Cyclic, 5-day calorie restriction is a safe metabolic intervention when combined with standard therapies in cancer patients, favorably reshaping peripheral blood and intratumor metabolism and immunity in a way that may improve the antitumor activity and efficacy of immunotherapy. The goal of this clinical trial is to test if combining cyclic, 5-day calorie restriction with atezolizumab maintenance in patients with ES SCLC achieving at least stable disease after four cycles of induction atezolizumab plus carboplatin and etoposide chemoimmunotherapy may increase the efficacy of a standard first-line, chemo-immunotherapy approach in terms of patient PFS. The main question it aims to answer is: • does the combination of cyclic, 5-day calorie restriction with triweekly atezolizumab increase the 6 months PFS rate, as evaluated from maintenance treatment initiation, compared to historical results with standard atezolizumab maintenance monotherapy in patients with ES SCLC non-progressive after four cycles of first-line chemo-immunotherapy induction with atezolizumab plus carboplatin and etoposide?
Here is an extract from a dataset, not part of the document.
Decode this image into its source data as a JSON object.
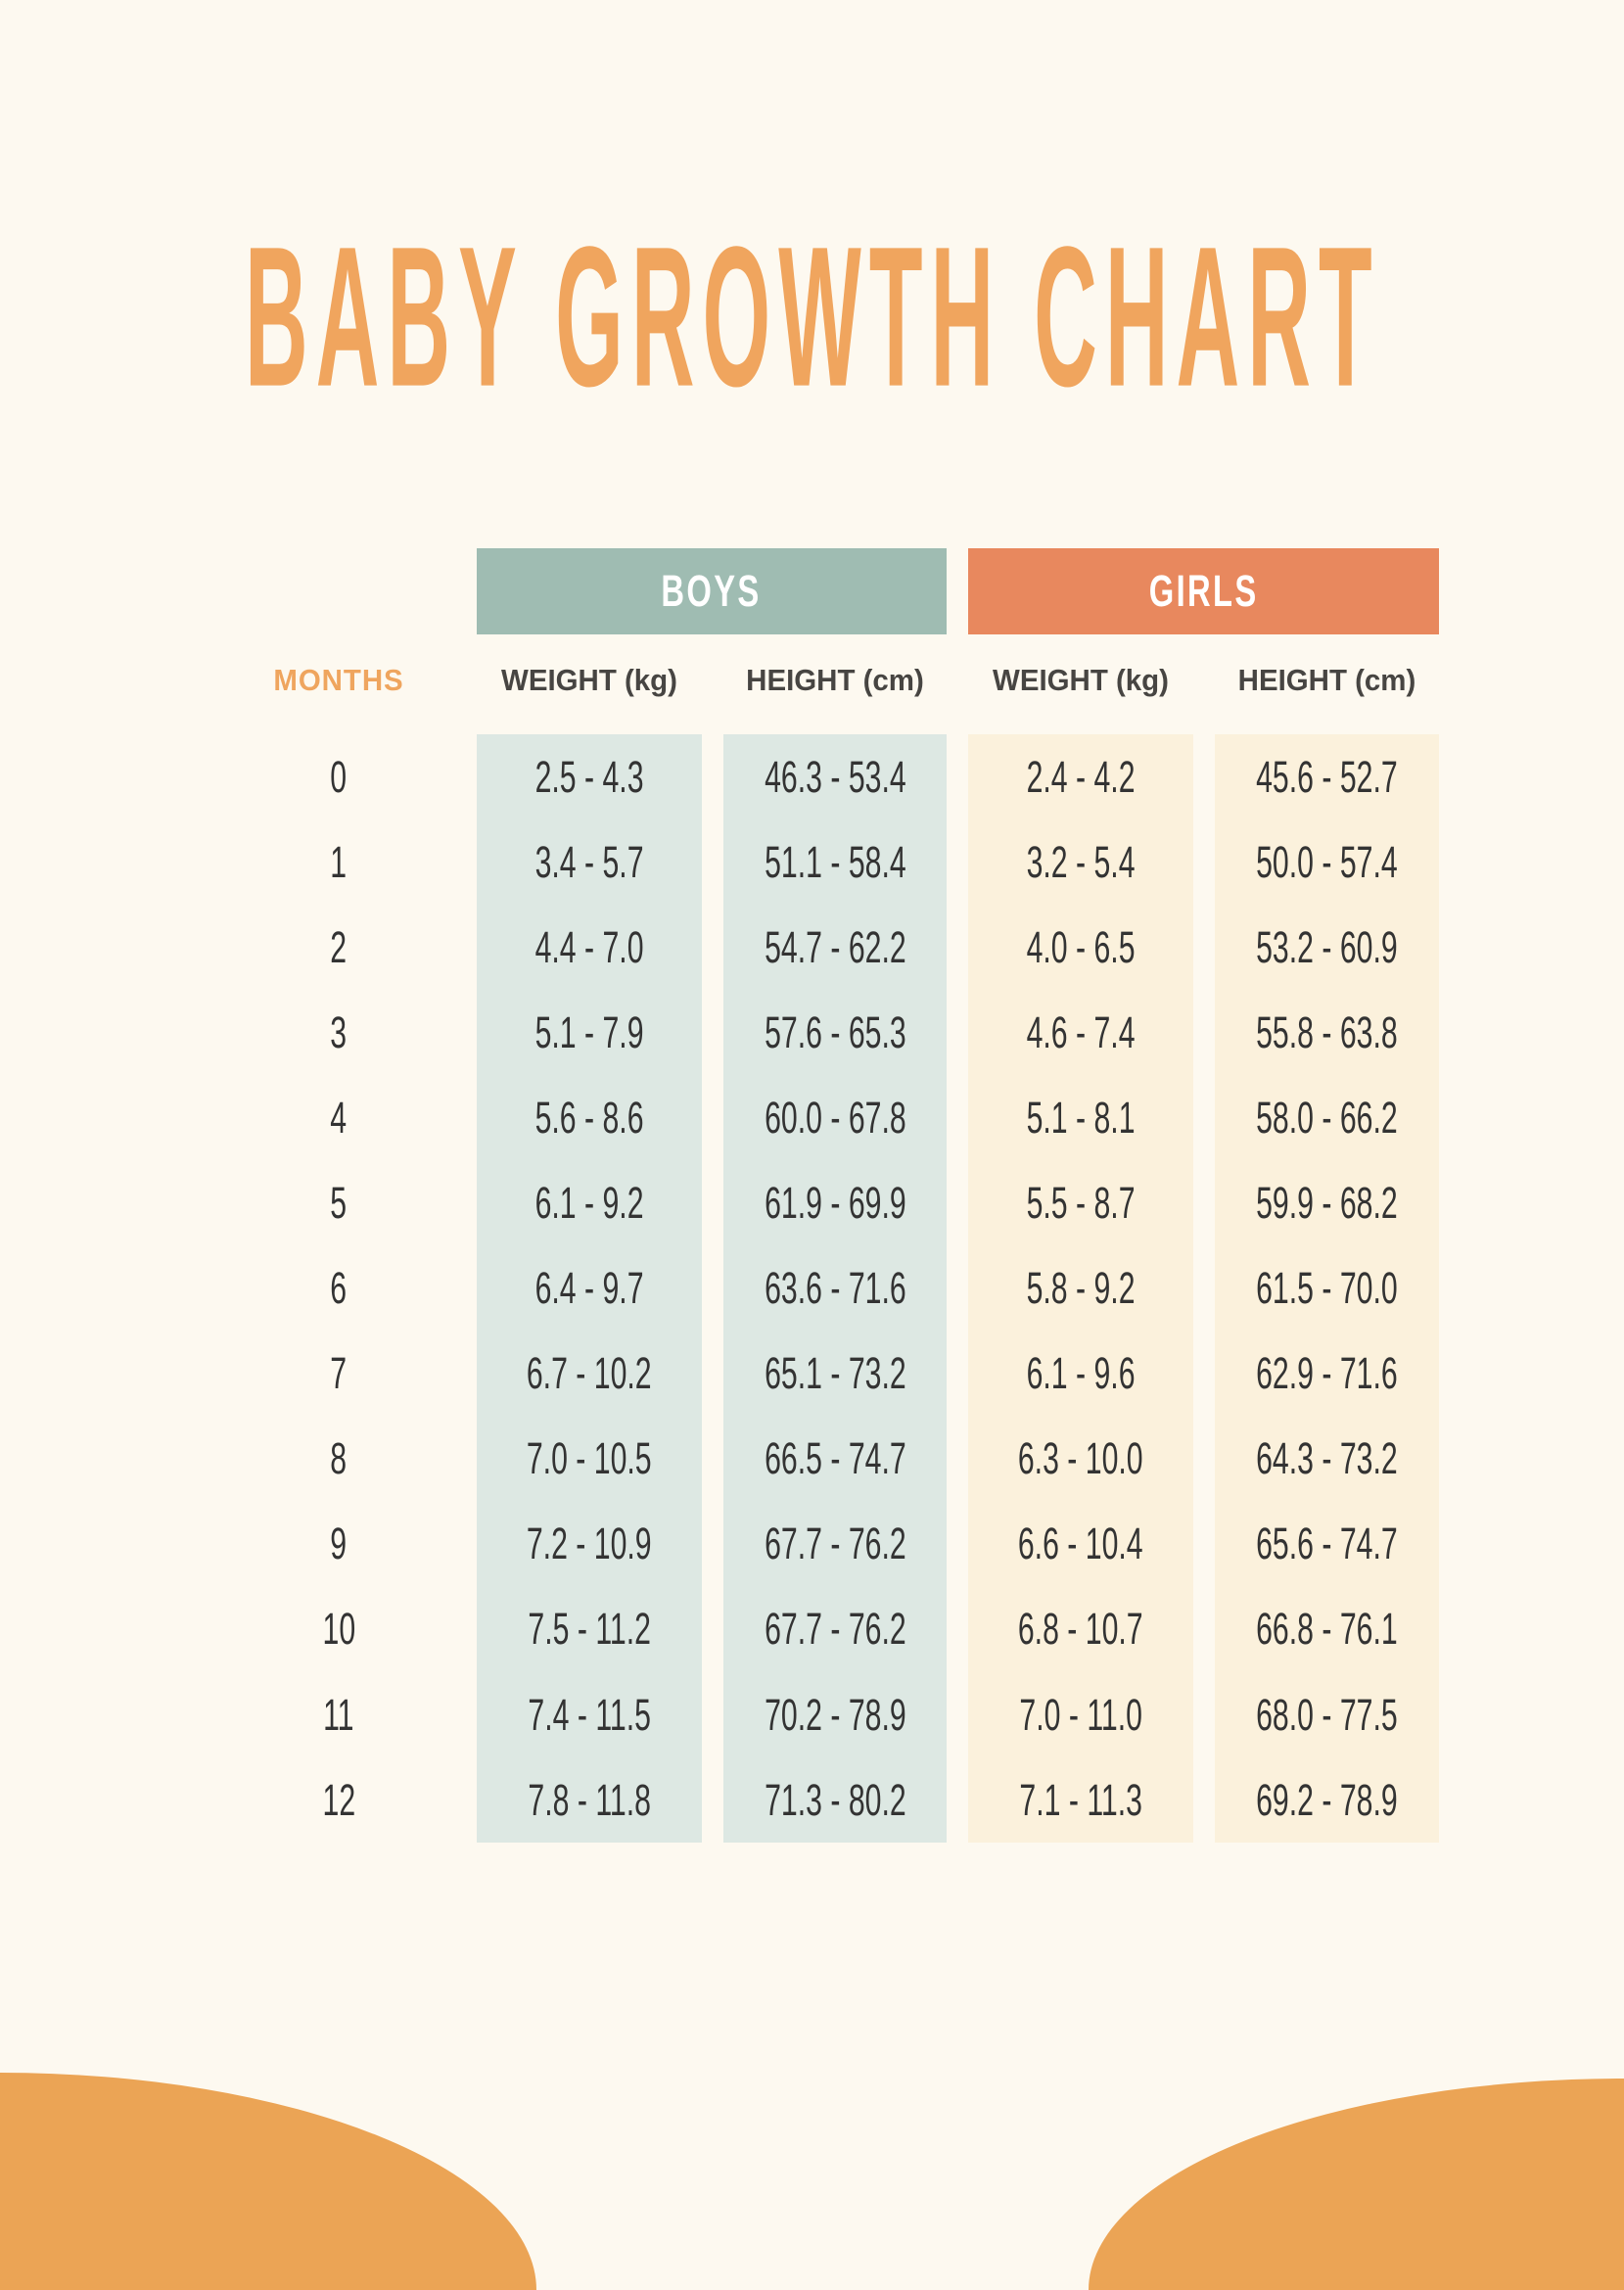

SCLC is the most aggressive and deadly subtype of lung cancer. Indeed, despite the novel treatment strategies, patients with ES SCLC still have a dismal prognosis. The most relevant therapeutic progress that occurred in the last decades in the treatment of this disease consists in the combination of immunotherapy (anti PD-L1 monoclonal antibodies) with standard cytotoxic chemotherapy as the first-line treatment. However, in clinical trials that led to the registration of currently used chemoimmunotherapy combination regimens, the addition of immunotherapy to chemotherapy approaches only led to a marginal increase in patient PFS and OS. Therefore, novel therapeutic strategies are needed to increase the efficacy of chemo-immunotherapy approaches. Pre-clinical and translational evidence suggests that patients with ES SCLC receiving anti-PD-1/PD-L1 agents may benefit from the combination of cyclic, short-term calorie restriction to immunotherapy both for reasons related to the metabolic vulnerabilities of SCLC cells (e.g., enhanced glycolysis) and their potential sensitivity to glucose-lowering strategies, and to the potential synergistic antitumor effects resulting from the combination of immunotherapy with cyclic calorie restriction. Based on these data, we design the FASTIMMUNE trial, a single center, open-label, single arm, phase II clinical study with a Simon's two-stage design. The study consists of 2 phases: an induction phase and an experimental maintenance treatment phase. Participants will undergo an experimental maintenance treatment with triweekly cycles of 5-day calorie restriction (on days -2 through 2 of each cycle) in combination with atezolizumab (at a dose of 1200 mg, administered intravenously on day 0 of each cycle) until the occurrence of unacceptable toxic effects, disease progression, consent withdrawal or patient death. Patients interrupting cyclic calorie restriction for any reason other than disease progression may continue the maintenance treatment with atezolizumab alone, if clinically indicated.